Untuk mendukung swasembada energi, Prof. David menekankan dua hal penting. Pertama, perlunya edukasi kepada masyarakat terkait kondisi energi Indonesia sekarang yang terdapat krisis akibat impor energi dan kebocoran subsidi, agar masyarakat dapat menggunakan energi secara bijak. Kedua, pentingnya melibatkan perguruan tinggi untuk melakukan riset EBT guna membangun generasi yang peduli terhadap energi. Prof. David juga menyoroti pentingnya pemahaman ilmu EBT yang sesuai dengan kondisi lokal untuk mencapai swasembada energi dan pemanfaatan teknologi yang cepat.

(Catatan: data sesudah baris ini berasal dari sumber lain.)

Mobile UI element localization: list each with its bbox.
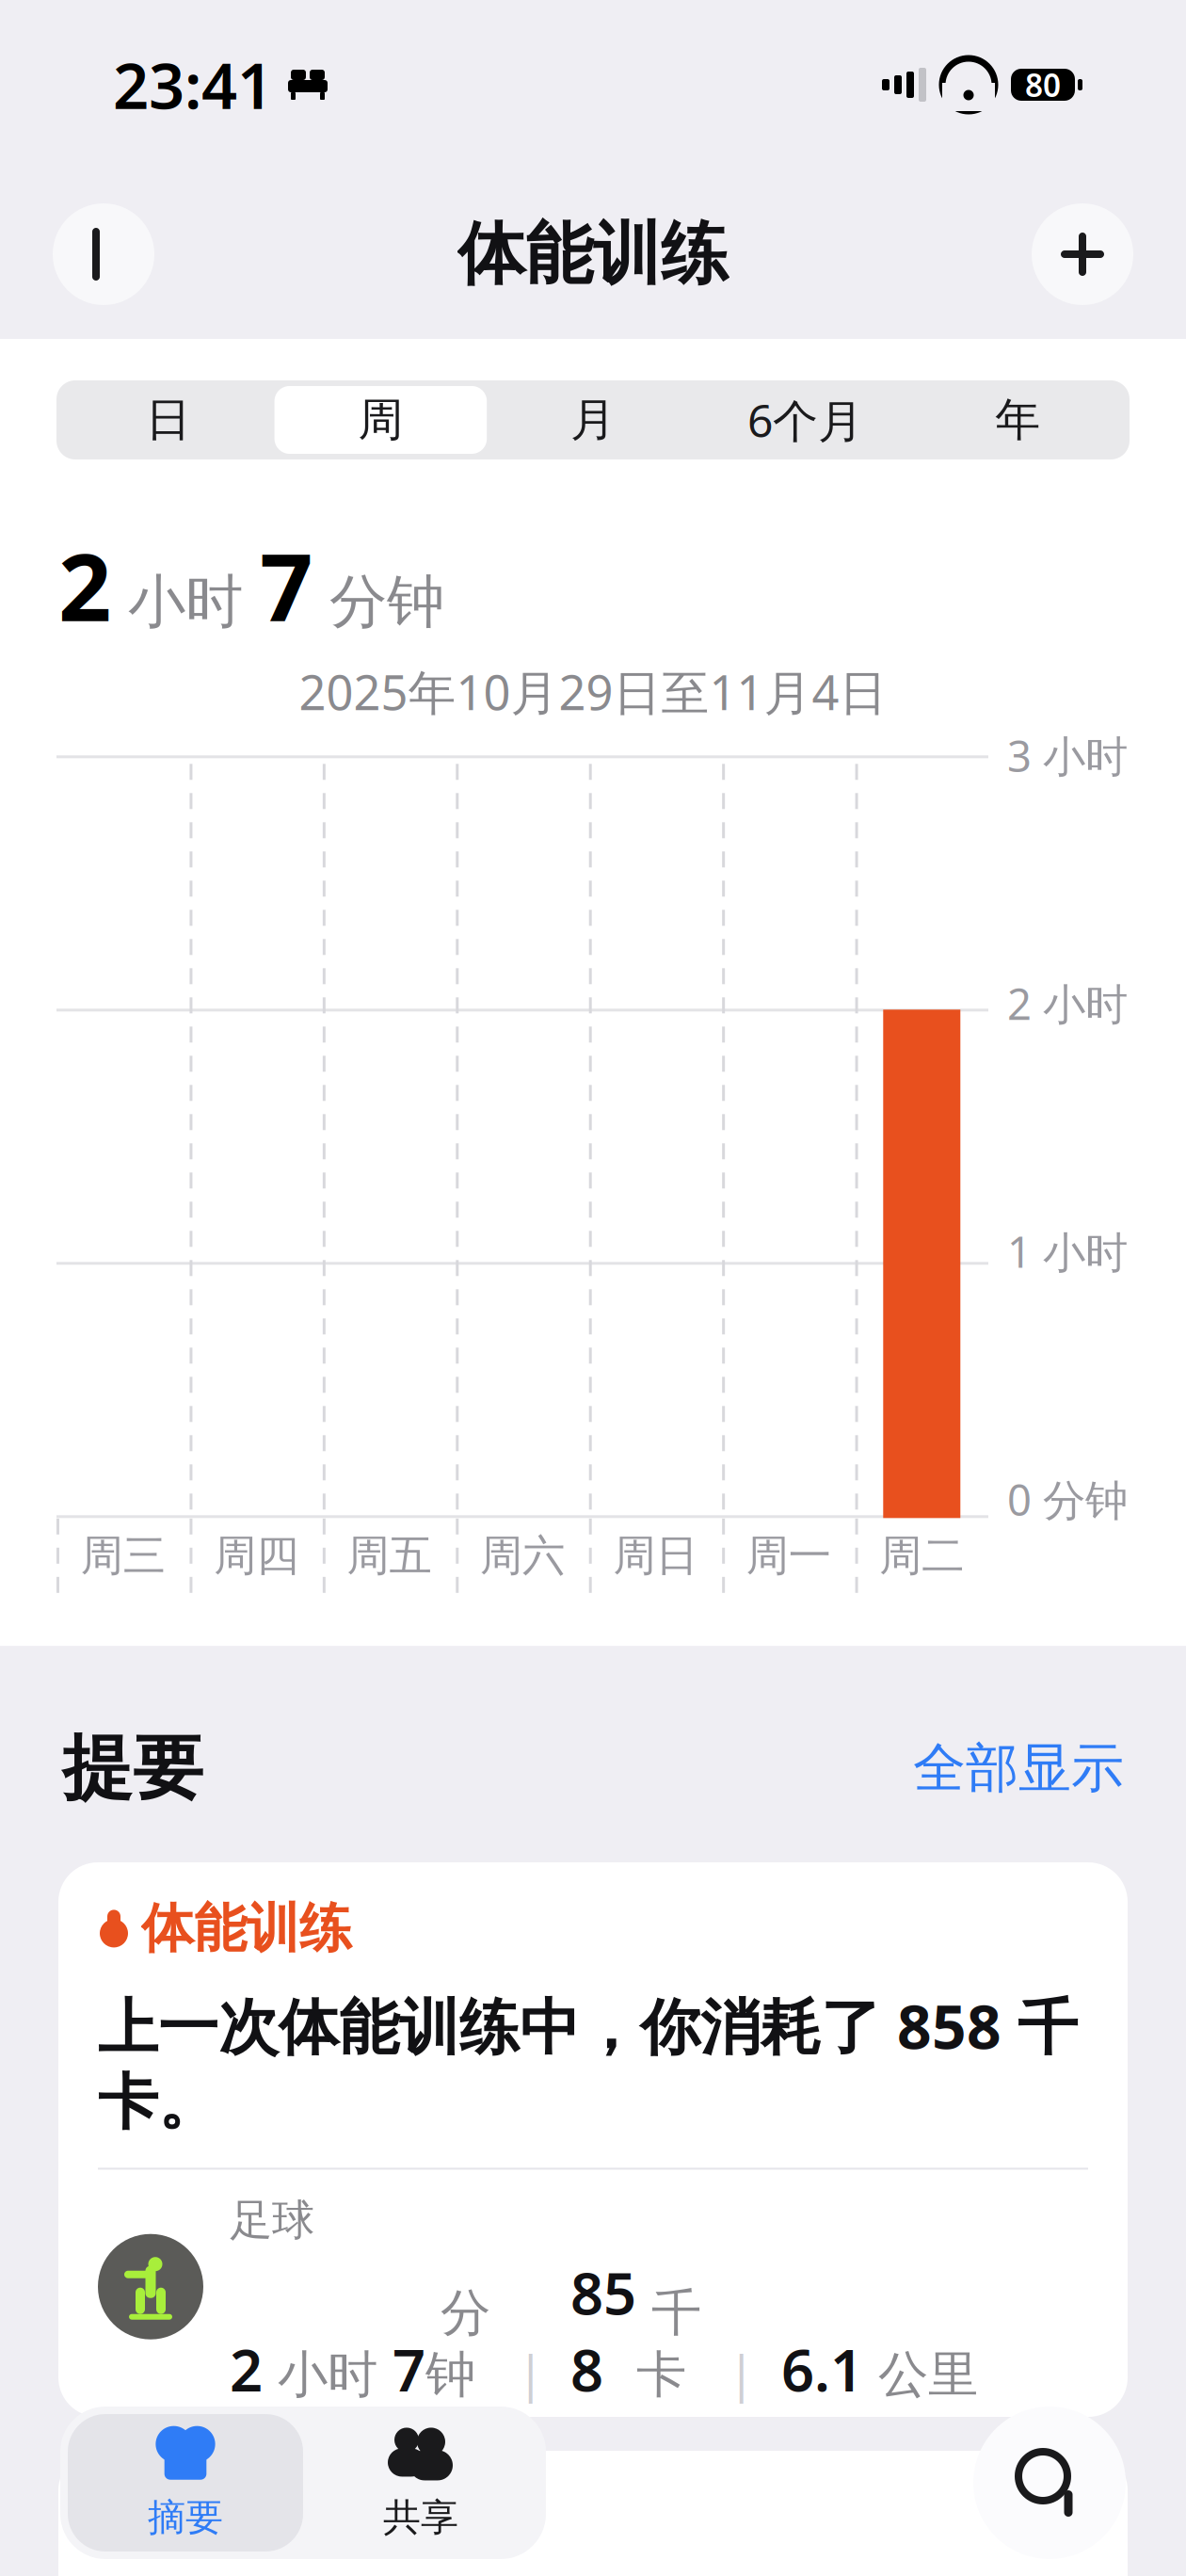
staticText: 3 小时 [1007, 727, 1128, 784]
staticText: | [490, 2339, 570, 2405]
staticText: 分钟 [425, 2282, 490, 2406]
staticText: 体能训练 [141, 1896, 352, 1961]
staticText: | [701, 2339, 781, 2405]
staticText: 公里 [863, 2344, 978, 2406]
staticText: 0 分钟 [1007, 1471, 1128, 1528]
button[interactable]: 年 [912, 386, 1124, 454]
staticText: 2 [58, 523, 111, 647]
button[interactable]: 摘要 [68, 2414, 303, 2552]
staticText: 体能训练 [457, 213, 729, 296]
staticText: 2025年10月29日至11月4日 [299, 660, 887, 723]
staticText: 分钟 [313, 567, 444, 637]
staticText: 2 [230, 2331, 263, 2407]
staticText: 6.1 [781, 2331, 863, 2407]
staticText: 周一 [746, 1530, 831, 1582]
staticText: 足球 [230, 2194, 314, 2247]
staticText: 周 [358, 392, 403, 448]
staticText: 周五 [347, 1530, 432, 1582]
staticText: 1 小时 [1007, 1223, 1128, 1280]
button[interactable]: 添加数据 [1032, 203, 1133, 305]
button[interactable]: 搜索 [973, 2407, 1126, 2559]
staticText: 共享 [383, 2494, 458, 2541]
staticText: 23:41 [113, 43, 273, 126]
button[interactable]: 心率：体能训练 [58, 2451, 1128, 2576]
button[interactable]: 6个月 [699, 386, 912, 454]
button[interactable]: 日 [62, 386, 274, 454]
staticText: 周四 [214, 1530, 298, 1582]
staticText: 小时 [111, 567, 260, 637]
staticText: 日 [146, 392, 191, 448]
staticText: 7 [393, 2331, 425, 2407]
staticText: 摘要 [148, 2494, 223, 2541]
button[interactable]: 周 [274, 386, 487, 454]
button[interactable]: 全部显示 [913, 1736, 1124, 1801]
staticText: 月 [570, 392, 616, 448]
button[interactable]: 返回 [53, 203, 154, 305]
staticText: 全部显示 [913, 1736, 1124, 1801]
staticText: 7 [260, 523, 313, 647]
staticText: 周三 [81, 1530, 165, 1582]
staticText: 6个月 [747, 390, 863, 450]
staticText: 上一次体能训练中，你消耗了 858 千卡。 [98, 1985, 1078, 2140]
staticText: 2 小时 [1007, 975, 1128, 1032]
staticText: 年 [995, 392, 1040, 448]
button[interactable]: 月 [487, 386, 699, 454]
staticText: 心率：体能训练 [147, 2485, 516, 2549]
staticText: 80 [1025, 64, 1061, 106]
staticText: 提要 [62, 1725, 203, 1811]
staticText: 千卡 [636, 2282, 701, 2406]
staticText: 周日 [613, 1530, 698, 1582]
staticText: 周六 [480, 1530, 565, 1582]
button[interactable]: 体能训练 [58, 1862, 1128, 2417]
staticText: 858 [570, 2254, 636, 2407]
button[interactable]: 共享 [303, 2414, 538, 2552]
staticText: 周二 [879, 1530, 964, 1582]
staticText: 小时 [263, 2344, 393, 2406]
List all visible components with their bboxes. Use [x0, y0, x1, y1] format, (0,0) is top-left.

Di sisi lain, pakar energi Prof. Fredrik Lukas Benu dari Undana NTT memandang diversifikasi energi sebagai kunci untuk mencapai target bauran EBT pada 2030. Dia menyarankan pemerintah melirik daerah-daerah potensial untuk menyuplai EBT nasional, seperti NTT yang memiliki sumber energi strategis seperti biomassa, energi surya, dan angin. NTT diharapkan bisa memberikan suplai energi terbarukan untuk daerah lain, bahkan sudah ditawarkan ke Jawa Timur dan Bali.
Kementerian ESDM juga mengumumkan pertumbuhan bauran energi yang tertinggi dalam satu tahun, mencapai 16 persen, yang sejalan dengan target dalam RUKN dan RUPTL PLN. Capaian ini menunjukkan bahwa langkah-langkah pemerintah terkait EBT sudah berjalan sesuai rencana untuk mencapai target bauran energi yang ditetapkan.